Mary McCarthyAmerican writer, critic, political activist
Date of Birth: 21.06.1912
Country: USA |
Content:
- Mary McCarthy - American Writer, Critic, and Political Activist
- Early Literary Career and Marriage
- Political Activism and Later Works
- Personal Life and Legacy
Mary McCarthy - American Writer, Critic, and Political Activist
Mary Therese McCarthy was born in 1912 in Seattle, Washington to Roy Winfield McCarthy and Therese Preston. At the age of six, Mary became an orphan when her parents died during the 1918 influenza epidemic. She spent her childhood living with various relatives, who subjected her and her brothers Kevin, Preston, and Sheridan to endless religious conflicts. This challenging experience later became the basis for her autobiography, "Memories of a Catholic Girlhood" (1957). Interestingly, the despotic and unattractive nature of her Catholic upbringing turned Mary into a convinced atheist.
After graduating from a Catholic school, Mary enrolled in Vassar College, which she completed in 1933. By this time, she had already been published in "The Nation," "The New Republic," "Harper's Magazine," and "The New York Review of Books," where she wrote theater columns. These articles eventually became her book "Theatre Chronicles, 1937-1962" (1963).
Early Literary Career and Marriage
In 1933, Mary McCarthy got married, but her marriage to actor and playwright Harald Johnsrud ended soon. In 1938, she remarried critic Edmund Wilson, who encouraged her to try her hand at fiction writing. In 1942, McCarthy published her first book, "The Company She Keeps." The novel's protagonist is a young intellectual woman dissatisfied with her life and the so-called New York bohemian scene. The book achieved some scandalous success, as its frank portrayal of the social environment displeased many of its representatives. Furthermore, McCarthy demonstrated herself as a sharp and merciless satirist.
After her debut, she released several more books, including "The Oasis" in 1949, "The Groves of Academe" in 1952, "A Charmed Life" in 1955, and her aforementioned autobiography in 1957. Mary McCarthy gained significant recognition with the release of her book "The Group" in 1962. The novel quickly became a bestseller and was adapted into a film in 1966. McCarthy's characters, college graduates like herself, lead dull and banal lives despite their excellent education. According to McCarthy, no amount of education can fill the inner imperfections of a person. She portrayed the world of women as empty and meager, often bordering on caricature.

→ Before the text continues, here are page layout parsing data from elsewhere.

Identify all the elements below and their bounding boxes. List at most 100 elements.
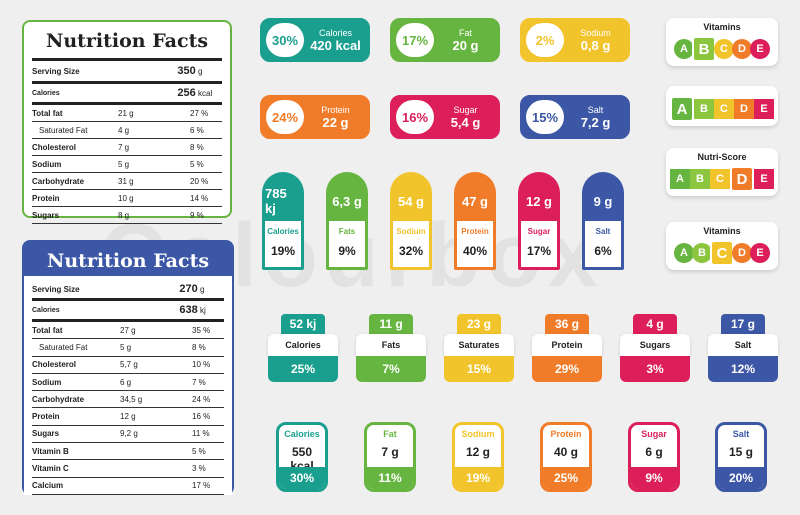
- score-letter-a: A: [670, 96, 694, 122]
- score-letter-a: A: [670, 169, 690, 189]
- badge-name: Fat: [383, 429, 397, 439]
- pill-name: Sugar: [453, 104, 478, 115]
- pill-text: Sugar 5,4 g: [434, 105, 497, 130]
- score-letter-c: C: [710, 240, 734, 266]
- nutrient-percent: 9 %: [190, 210, 204, 220]
- badge-percent: 9%: [631, 467, 677, 489]
- score-letter-b: B: [690, 169, 710, 189]
- tall-percent: 32%: [398, 244, 424, 258]
- nutrient-percent: 5 %: [190, 159, 204, 169]
- tall-white: Fats 9%: [329, 221, 365, 267]
- badge-fat: Fat 7 g 11%: [364, 422, 416, 492]
- nutrient-amount: 7 g: [118, 142, 130, 152]
- tall-tag-protein: 47 g Protein 40%: [454, 172, 496, 270]
- nutrient-percent: 27 %: [190, 108, 209, 118]
- nutrient-pill-calories: 30% Calories 420 kcal: [260, 18, 370, 62]
- nutrient-percent: 35 %: [192, 325, 211, 335]
- tall-percent: 6%: [594, 244, 612, 258]
- nutrient-percent: 17 %: [192, 481, 211, 491]
- nutrient-amount: 10 g: [118, 193, 134, 203]
- badge-percent: 25%: [543, 467, 589, 489]
- pill-percent: 16%: [396, 100, 434, 134]
- nutrient-name: Protein: [32, 412, 60, 422]
- nutrient-name: Sodium: [32, 377, 62, 387]
- calories-value: 256: [177, 87, 196, 99]
- label-tag-fats: 11 g Fats 7%: [356, 314, 426, 382]
- badge-name: Sugar: [641, 429, 667, 439]
- pill-name: Protein: [321, 104, 350, 115]
- tall-tag-calories: 785 kj Calories 19%: [262, 172, 304, 270]
- calories-unit: kj: [200, 305, 206, 315]
- badge-percent: 30%: [279, 467, 325, 489]
- score-letter-d: D: [734, 99, 754, 119]
- nutrient-amount: 4 g: [118, 125, 130, 135]
- badge-sodium: Sodium 12 g 19%: [452, 422, 504, 492]
- badge-value: 12 g: [465, 445, 490, 459]
- score-letter-e: E: [754, 169, 774, 189]
- tall-value: 47 g: [461, 193, 488, 209]
- tall-tag-sodium: 54 g Sodium 32%: [390, 172, 432, 270]
- nutrient-row: Carbohydrate 31 g 20 %: [32, 173, 222, 190]
- nutrient-percent: 24 %: [192, 394, 211, 404]
- pill-percent: 17%: [396, 23, 434, 57]
- nutrient-row: Cholesterol 7 g 8 %: [32, 139, 222, 156]
- nutrient-percent: 5 %: [192, 446, 206, 456]
- badge-value: 15 g: [728, 445, 753, 459]
- badge-name: Protein: [550, 429, 582, 439]
- nutrient-amount: 5,7 g: [120, 360, 138, 370]
- tag-name: Calories: [268, 334, 338, 356]
- nutrient-percent: 3 %: [192, 464, 206, 474]
- nutrient-name: Carbohydrate: [32, 394, 85, 404]
- nutrient-name: Cholesterol: [32, 360, 77, 370]
- pill-text: Sodium 0,8 g: [564, 28, 627, 53]
- nutrient-name: Sodium: [32, 159, 62, 169]
- tall-percent: 9%: [338, 244, 356, 258]
- score-letter-c: C: [714, 39, 734, 59]
- serving-value: 270: [179, 283, 198, 295]
- nutrition-facts-green: Nutrition Facts Serving Size 350 g Calor…: [22, 20, 232, 224]
- tag-value: 11 g: [369, 314, 413, 334]
- score-title: [670, 90, 774, 94]
- nutrient-name: Sugars: [32, 429, 60, 439]
- label-tag-calories: 52 kj Calories 25%: [268, 314, 338, 382]
- tall-white: Sodium 32%: [393, 221, 429, 267]
- tall-white: Calories 19%: [265, 221, 301, 267]
- tall-white: Salt 6%: [585, 221, 621, 267]
- nutrient-percent: 20 %: [190, 176, 209, 186]
- score-letter-c: C: [714, 99, 734, 119]
- tag-percent: 29%: [532, 356, 602, 382]
- tag-name: Protein: [532, 334, 602, 356]
- score-letter-b: B: [692, 243, 712, 263]
- tag-percent: 15%: [444, 356, 514, 382]
- pill-text: Salt 7,2 g: [564, 105, 627, 130]
- score-letter-d: D: [732, 39, 752, 59]
- tall-name: Fats: [338, 227, 356, 236]
- badge-percent: 11%: [367, 467, 413, 489]
- score-letter-c: C: [710, 169, 730, 189]
- nutrient-percent: 16 %: [192, 412, 211, 422]
- pill-percent: 2%: [526, 23, 564, 57]
- score-title: Nutri-Score: [697, 152, 747, 162]
- pill-text: Fat 20 g: [434, 28, 497, 53]
- tag-percent: 12%: [708, 356, 778, 382]
- tag-percent: 3%: [620, 356, 690, 382]
- nutrient-percent: 6 %: [190, 125, 204, 135]
- nutrient-name: Cholesterol: [32, 142, 77, 152]
- tall-name: Salt: [595, 227, 611, 236]
- tall-name: Sodium: [396, 227, 426, 236]
- facts-title: Nutrition Facts: [46, 250, 210, 272]
- pill-name: Salt: [587, 104, 604, 115]
- calories-value: 638: [179, 304, 198, 316]
- nutrient-pill-protein: 24% Protein 22 g: [260, 95, 370, 139]
- tall-value: 785 kj: [265, 186, 287, 216]
- nutrient-name: Protein: [32, 193, 60, 203]
- tall-white: Protein 40%: [457, 221, 493, 267]
- nutrient-amount: 8 g: [118, 210, 130, 220]
- nutrient-name: Calcium: [32, 481, 64, 491]
- nutrient-percent: 8 %: [190, 142, 204, 152]
- nutrient-name: Carbohydrate: [32, 176, 85, 186]
- badge-value: 7 g: [381, 445, 399, 459]
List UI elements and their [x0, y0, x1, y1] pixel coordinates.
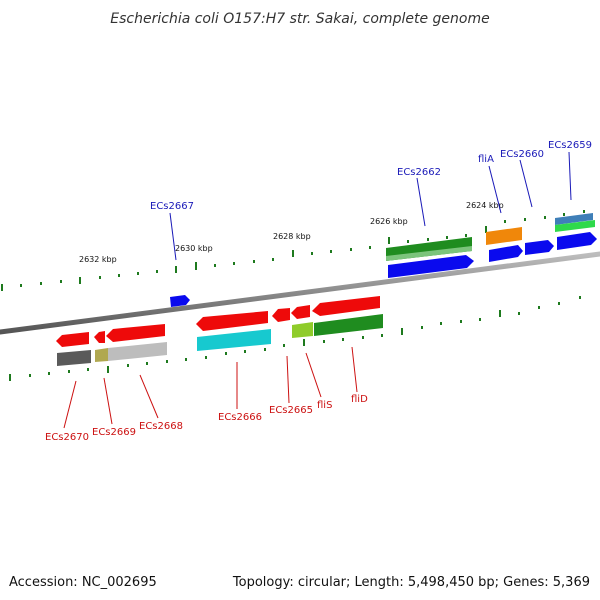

Political Activism and Later Works
Mary McCarthy was a well-known supporter of liberals and vehemently criticized authorities, particularly opposing the Vietnam War. She even visited Vietnam herself on several occasions. Over time, McCarthy earned a reputation as an uncompromising critic and political activist. Since the late 1930s, she had been involved in a long-standing feud with writer and playwright Lillian Hellman, which even went to court and only ended in 1984 with Hellman's death.
In the 1970s, McCarthy published "Medina," "The Mask of State: Watergate Portraits," and "Cannibals and Missionaries." Among her most famous novels during this period was "Birds of America," released in 1971. In 1980, she published "Ideas and the Novel," followed by "How I Grew" in 1987 after a significant hiatus.
Personal Life and Legacy
It is known that Mary McCarthy divorced her second husband, Edmund Wilson, and remarried in 1948 to Bowden Broadwater. However, this marriage was not her last as she married James West in 1961, her fourth and final husband. Mary McCarthy passed away from lung cancer on October 25, 1989, at the NewYork-Presbyterian Hospital in New York City. She was a member of the National Institute of Arts and Letters and was awarded the National Medal for Literature and the Edward MacDowell Medal for her literary achievements.
"We are all characters in our own novels," McCarthy once said, and among her popular and insightful aphorisms is the following: "Many of the problems women face, which even the best psychiatrists falter before, are often solved by a second-rate hairdresser."